C’est en quelque sorte un engagement. J’aime être journaliste. Je trouve que c’est un métier très intéressant. Un grand nombre de personnes m’encouragent et disent que ce que je fais est exactement ce qu’il faut faire, et pourtant ils me disent que ce n’est ni le bon moment ni le bon endroit quand on sait que les gens qui exercent cette profession se font tuer.
Y a-t-il des sujets qui sont absolument dangereux à couvrir ou à dénoncer comme journaliste ?
Quand on veut parler des gens qui se font tuer sans que justice ne soit rendue, quand on veut parler des gens qui se font arrêter. Ce sont des sujets très sensibles.
Au cours de votre apparition lors de la discussion de l’ONU sur la protection des civils dans des situations de conflit armé, plus tôt cette année, vous avez parlé de vous-même comme d’un mort-vivant. Pouvez-vous expliquer pourquoi vous vous décrivez ainsi ?
N’importe où, n’importe quand, je pourrais être abattu. Bien des gens me demandent : « Hé! Tu es toujours en vie? Fais attention à toi. » C’est ce que les gens me disent lorsqu’ils me voient dans la rue.
Presque tous les journalistes tués depuis 2007 étaient des professionnels. Des hommes. Pouvez-vous me dire de quelle manière les femmes jouent-elles un rôle dans la défense du droit à la libre expression, et si elles font face à des formes différentes de menaces ?

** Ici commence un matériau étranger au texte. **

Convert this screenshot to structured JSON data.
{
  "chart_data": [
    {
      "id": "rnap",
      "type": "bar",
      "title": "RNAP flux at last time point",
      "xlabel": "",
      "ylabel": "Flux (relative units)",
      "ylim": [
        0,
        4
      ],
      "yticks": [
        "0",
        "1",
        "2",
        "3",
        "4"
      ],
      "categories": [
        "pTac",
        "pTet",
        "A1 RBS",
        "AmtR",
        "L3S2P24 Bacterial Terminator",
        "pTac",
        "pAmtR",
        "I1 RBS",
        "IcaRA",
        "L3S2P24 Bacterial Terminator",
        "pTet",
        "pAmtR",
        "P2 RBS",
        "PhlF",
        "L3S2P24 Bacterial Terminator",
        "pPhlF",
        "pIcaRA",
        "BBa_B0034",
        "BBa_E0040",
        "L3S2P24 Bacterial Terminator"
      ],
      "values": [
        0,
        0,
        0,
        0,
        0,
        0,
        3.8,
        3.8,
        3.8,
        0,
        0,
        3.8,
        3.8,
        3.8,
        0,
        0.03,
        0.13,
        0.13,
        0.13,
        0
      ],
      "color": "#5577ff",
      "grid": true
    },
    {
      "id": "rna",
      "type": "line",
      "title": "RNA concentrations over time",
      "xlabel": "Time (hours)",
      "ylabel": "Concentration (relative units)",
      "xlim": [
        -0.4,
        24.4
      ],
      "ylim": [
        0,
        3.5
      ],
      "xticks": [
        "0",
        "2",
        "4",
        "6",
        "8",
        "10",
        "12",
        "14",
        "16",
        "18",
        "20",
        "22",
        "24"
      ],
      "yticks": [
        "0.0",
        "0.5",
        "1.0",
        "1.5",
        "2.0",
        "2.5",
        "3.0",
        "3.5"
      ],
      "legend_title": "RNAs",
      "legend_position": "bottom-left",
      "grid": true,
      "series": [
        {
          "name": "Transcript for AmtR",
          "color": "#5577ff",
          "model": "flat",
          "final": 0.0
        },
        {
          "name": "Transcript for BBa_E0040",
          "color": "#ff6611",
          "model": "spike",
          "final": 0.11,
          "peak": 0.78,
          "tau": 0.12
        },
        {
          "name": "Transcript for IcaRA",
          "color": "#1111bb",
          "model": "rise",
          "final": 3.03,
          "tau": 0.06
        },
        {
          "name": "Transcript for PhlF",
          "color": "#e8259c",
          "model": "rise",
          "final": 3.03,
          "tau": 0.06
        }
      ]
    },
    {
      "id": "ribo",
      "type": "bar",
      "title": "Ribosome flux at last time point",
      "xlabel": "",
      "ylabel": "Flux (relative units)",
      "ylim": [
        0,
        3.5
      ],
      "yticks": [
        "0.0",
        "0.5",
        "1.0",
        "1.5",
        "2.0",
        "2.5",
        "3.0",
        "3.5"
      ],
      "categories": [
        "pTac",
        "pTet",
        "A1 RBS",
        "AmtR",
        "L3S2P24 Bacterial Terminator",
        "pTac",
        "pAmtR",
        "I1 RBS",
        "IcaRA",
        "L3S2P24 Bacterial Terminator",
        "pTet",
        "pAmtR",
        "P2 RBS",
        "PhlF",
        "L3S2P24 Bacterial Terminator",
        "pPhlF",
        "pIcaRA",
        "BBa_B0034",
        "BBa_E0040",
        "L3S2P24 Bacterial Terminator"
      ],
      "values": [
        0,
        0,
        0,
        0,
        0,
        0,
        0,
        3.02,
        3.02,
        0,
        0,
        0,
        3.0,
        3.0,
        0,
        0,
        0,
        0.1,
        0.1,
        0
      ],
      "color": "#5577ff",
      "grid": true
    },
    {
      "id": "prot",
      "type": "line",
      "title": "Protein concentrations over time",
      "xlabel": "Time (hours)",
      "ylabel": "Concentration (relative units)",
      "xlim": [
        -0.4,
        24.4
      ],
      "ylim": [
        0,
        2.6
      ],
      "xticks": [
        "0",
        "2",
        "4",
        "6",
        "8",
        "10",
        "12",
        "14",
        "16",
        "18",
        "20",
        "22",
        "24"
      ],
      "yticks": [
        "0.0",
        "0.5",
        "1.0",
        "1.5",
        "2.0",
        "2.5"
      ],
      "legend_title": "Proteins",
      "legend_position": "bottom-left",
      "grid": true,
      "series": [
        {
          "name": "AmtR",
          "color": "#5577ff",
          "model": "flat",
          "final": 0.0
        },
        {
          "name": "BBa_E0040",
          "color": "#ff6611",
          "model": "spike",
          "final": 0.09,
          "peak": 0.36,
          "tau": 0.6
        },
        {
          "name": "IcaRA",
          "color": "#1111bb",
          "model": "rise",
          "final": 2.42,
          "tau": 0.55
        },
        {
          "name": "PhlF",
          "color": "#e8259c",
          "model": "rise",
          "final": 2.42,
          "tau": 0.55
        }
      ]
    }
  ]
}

C’est tout à fait différent. Les femmes peuvent être violées, harcelées, agressées. Je pense que les femmes journalistes ont la possibilité de savoir ce que les gens pensent des violations des droits de la personne, par rapport aux journalistes masculins, parce qu’elles peuvent parler aux femmes qui se sont fait violer, elles peuvent parler aux femmes qui ont subi de mauvais traitements. C’est là où le rôle des femmes journalistes est également important.
À votre avis, à quoi ressemble la culture d’impunité en Somalie ?
Pouvez-vous imaginer que jusqu’à maintenant il n’y ait pas de système judiciaire proprement dit qui ait été instauré et qui ait le souci de rendre justice à tous ceux à qui on a enlevé la vie de façon illégale ? Ici, la culture qui consiste à commettre des crimes et de s’en tirer est quelque chose de très normal, de très répandu. Le système judiciaire est totalement inexistant.
Pourquoi la Journée internationale contre l’impunité est-elle importante pour vous, et croyez-vous que les gens à travers le monde qui interviennent pour agir peuvent jouer un rôle et contribuer à faire cesser l’impunité ?
Je le crois, et c’est pourquoi je suis allé aux Nations Unies. Tant que nous avons quelques personnes à travers le monde qui parlent de cette question et qui indiquent qu’il y a un problème. Ce problème doit être résolu. Il pourra être résolu si des gens se consacrent à faire connaître leur perspective à travers le monde. Si on ne dit rien, si les gens ne prennent pas la situation au sérieux, ceux qui commettent les crimes et qui s’en tirent pourront toujours recommencer.